Conference Innovation Through Paradigm Busting

H comme ... Heurter

A strong driving force lies just beneath what you do on a daily basis.

It is the unspoken, unrecognized, and unquestioned assumptions that steer your thinking, decisions and actions. These views developed over time and through education, experiences and interactions with others. These mental models are deeply embedded in our conference planning and management practices.

We often become prisoners to our mental models. They cage our thinking and doom us to experience our own personal looped Groundhog Day. We are constantly repeating the past, identifying the same challenges and constructing the same solutions. Hence, we also get the same results that we got the last time.

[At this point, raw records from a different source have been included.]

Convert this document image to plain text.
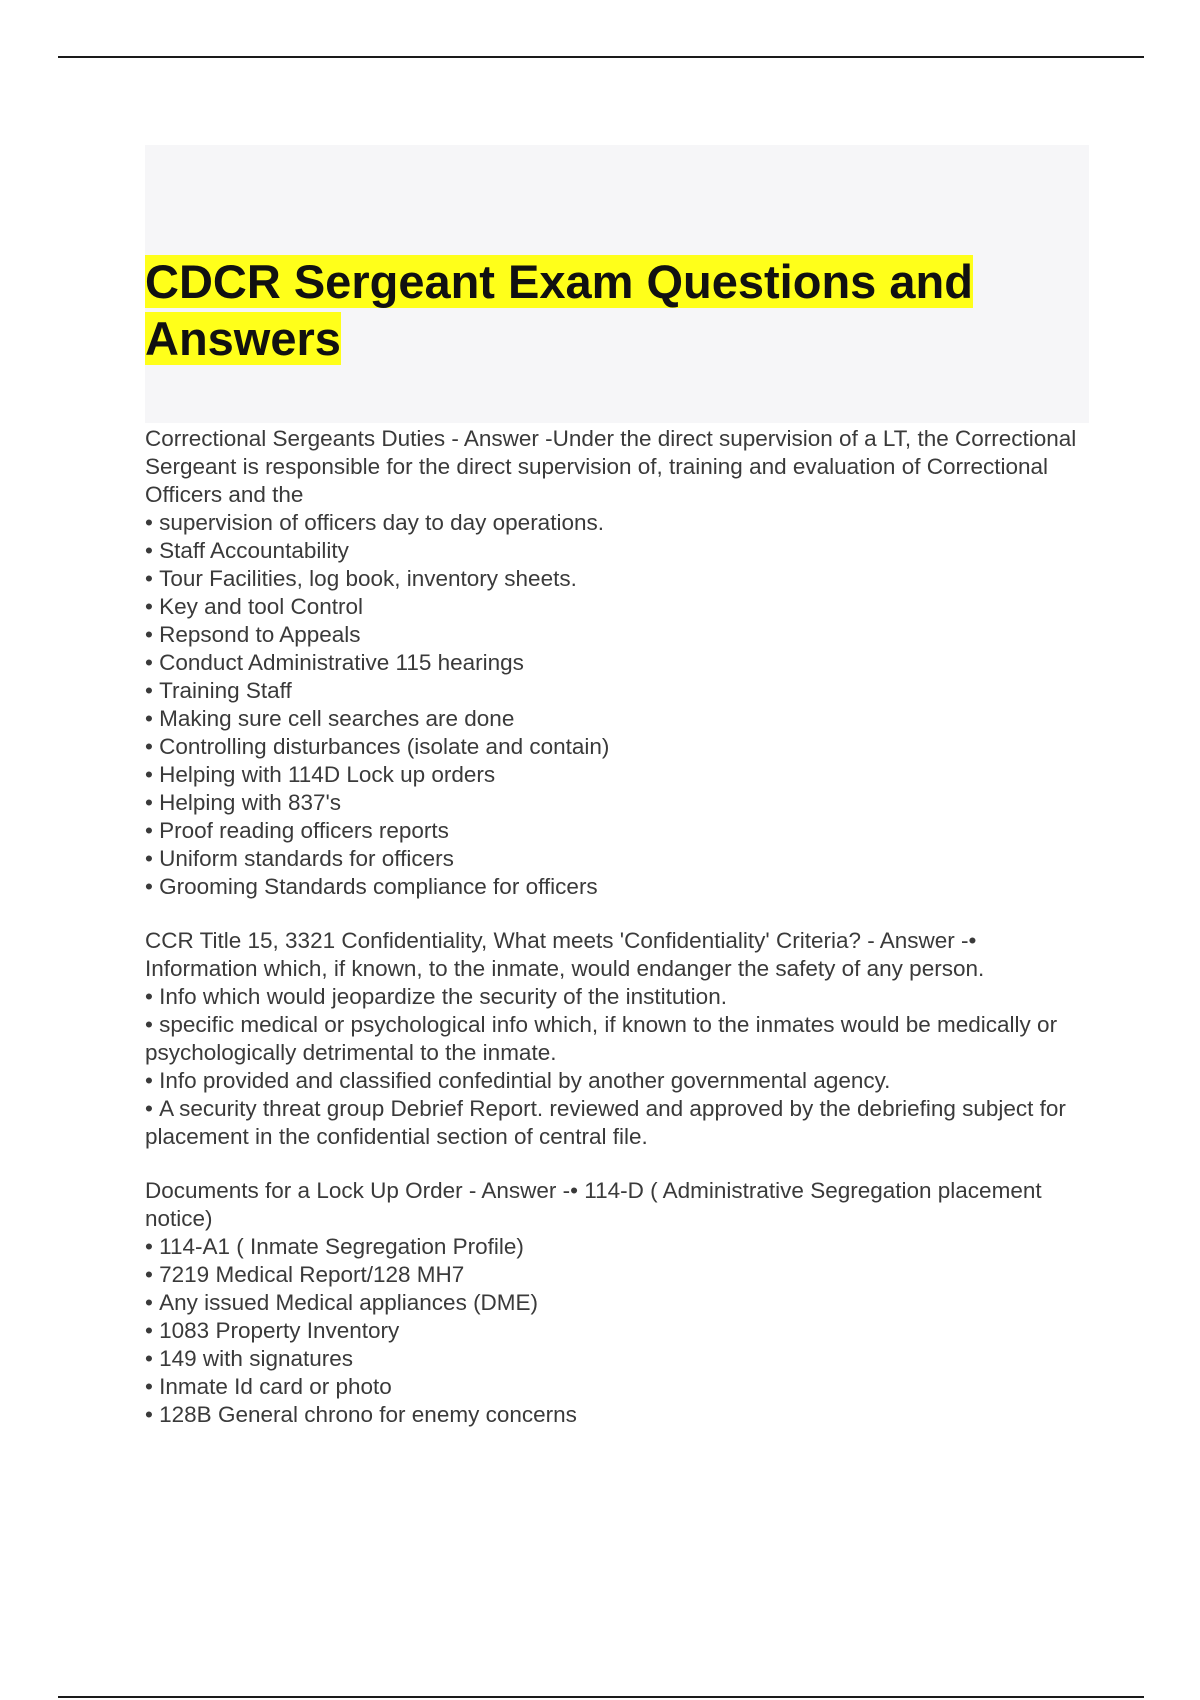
CDCR Sergeant Exam Questions and Answers

Correctional Sergeants Duties - Answer -Under the direct supervision of a LT, the Correctional Sergeant is responsible for the direct supervision of, training and evaluation of Correctional Officers and the

• supervision of officers day to day operations.
• Staff Accountability
• Tour Facilities, log book, inventory sheets.
• Key and tool Control
• Repsond to Appeals
• Conduct Administrative 115 hearings
• Training Staff
• Making sure cell searches are done
• Controlling disturbances (isolate and contain)
• Helping with 114D Lock up orders
• Helping with 837's
• Proof reading officers reports
• Uniform standards for officers
• Grooming Standards compliance for officers

CCR Title 15, 3321 Confidentiality, What meets 'Confidentiality' Criteria? - Answer -• Information which, if known, to the inmate, would endanger the safety of any person.

• Info which would jeopardize the security of the institution.
• specific medical or psychological info which, if known to the inmates would be medically or psychologically detrimental to the inmate.
• Info provided and classified confedintial by another governmental agency.
• A security threat group Debrief Report. reviewed and approved by the debriefing subject for placement in the confidential section of central file.

Documents for a Lock Up Order - Answer -• 114-D ( Administrative Segregation placement notice)

• 114-A1 ( Inmate Segregation Profile)
• 7219 Medical Report/128 MH7
• Any issued Medical appliances (DME)
• 1083 Property Inventory
• 149 with signatures
• Inmate Id card or photo
• 128B General chrono for enemy concerns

Savvy conference organizers realize that their mental models have much more influence over their outcomes than their decisions and actions. To be successful in the future, conference organizers must become paradigm busters–examining, challenging and changing their conventional mental models.

Our Mental Model Lens

We see what our mental models permit us to see.

Consequently, we can only do what our mental models permit us to do. When the way we view planning and managing our conferences changes, we can then change our actions and get very different results.

The problems with mental models arise when they become implicit – when they exist below the level of our awareness…because we remain unaware of our mental models, the models remain unexamined. Because they are unexamined, the models remain unchanged. As the world changes, the gap widens between our mental models and reality, leading to increasingly counterproductive actions. Peter Senge.

Our Mental Models Resist Change

I think, therefore I am resistant to change says professor and change agent expert Frank Duffy.

We do not easily dismiss our mental models.

This is especially true of our conference mental frameworks. We swear by them as long as they seem to produce reasonable results.

People tend to hold onto their theories until incontrovertible evidence, usually in the form of failures, convinces them to accept new paradigms. ~ Henry Petroski.

Becoming Paradigm Busters

Our conference success depends upon us stepping outside of our preconceived mental models. We must become paradigm-busters.

To bust our conference paradigms, we have to turn our mirrors inward and identify our mental models says authors and thought leaders Peter Senge and Ruhi Beri.

The process of conference paradigm busting* involves:

1. Surfacing our cognitive conference constructs.

Identifying our conference cognitive beliefs is the first step. We have to bring our mental models to the surface. This is often a difficult and onerous step.

2. Examining, challenging and testing these models.

Once we bring our conference mental models to the surface we can examine them rigorously in the light. We use data from past events to see if there is any evidence to back our beliefs.

3. Reframing and improving our models of how our conferences work.

Once we uncover and examine incorrect conference paradigms, we should reframe them. We create new conference frameworks with data and evidence serving as our foundation. We can also use scenario planning to consider how these new mental models will guide our future conferences.

It is only after we bust our conference paradigms that can we imagine new ways to understand the conference world. It is only then that we can expect different results.

* Ruth Beri’s Mental Models, Masa Magna’s Mental Models for Leadership Effectiveness, Peter Senge’s The Fifth Discipline: The Art and Practice of the Learning Organization and The Systems Leadership Institute.

What are some conference mental models that need to be busted? How can we help others recognize and reframe their conference paradigms?